9. Thereās a reason for everything. This kind of ties back into the āwe have to love each otherā thing. Each component of the system is a clue regarding how to move forward. We had someone in the system getting really uptight & controlling, to a point that it was irritating, but, taking a step back, we recognized it was a response to feeling a lack of control. Instead of simply getting angry at him for how he was acting, we were able to address the problem. My collective self is more laid-back for it.
10. Itās okay not to focus on it all. DID is a part of my life for the rest of it, whether I like it or not, but itās nice to let it be a background thing every once in a while. Whoās fronting? Who cares. What roles do we have? I donāt know. Whoās this new person in my head? Iāll figure it out later. Weāre making it through as a team, and sometimes thatās enough.
So glad we didnāt use Simply Plural, but we still are trying to figure out something better than just using PluralKit on discord for logging members. If anybody has suggestions for keeping track of headmates, whether itās
- online - offline - digital - physical - apps - notebook systems - lists of info to track on members - tips for remembering to check in - templates - Obsidian templates/functions/plugins/whatever - or anything else,
I don't know if this is a Thing already but is there a journal/writing exercise book for people with DID?
We as a collective need to start system journaling again but it's very hard fof us to do this without a structure. I've started doing trauma work which is very organised and I can write down my thoughts while reading, but the books obviously aren't DID specific and they aren't helping with DID related issues (ie communication between parts, identity issues, ect).

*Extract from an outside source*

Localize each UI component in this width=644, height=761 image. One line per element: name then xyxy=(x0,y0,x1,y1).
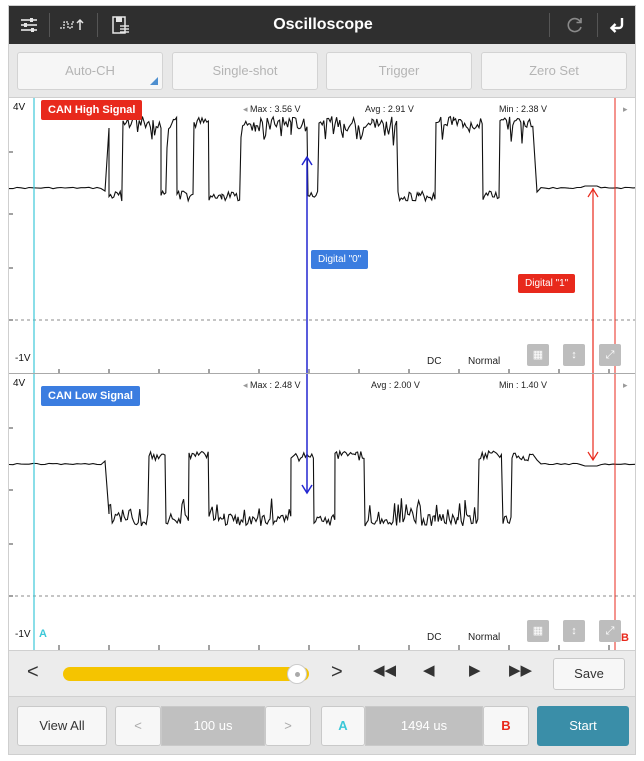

Anya is live and ready to show you everything. Watch her strip, dance, and perform exclusive shows just for you. Interact in real-time and make your fantasies come true.
ā Live Streamingā Interactive Chatā Private Showsā HD Qualityā Free Actions
Free to watch ⢠No registration required ⢠HD streaming
I catch myself avoiding logging switches, even when I can clearly feel them happening. This started before I even came out of dormancy. It's as if logging the switch will admit it's real, and whoever it is will get scared into hiding again. We desperately crave switches, to be able to stretch in the body and feel slightly less cramped in headspace, but the brain is terrified of them.
Continued fear of discovery, I see. Guess that habit dies hard.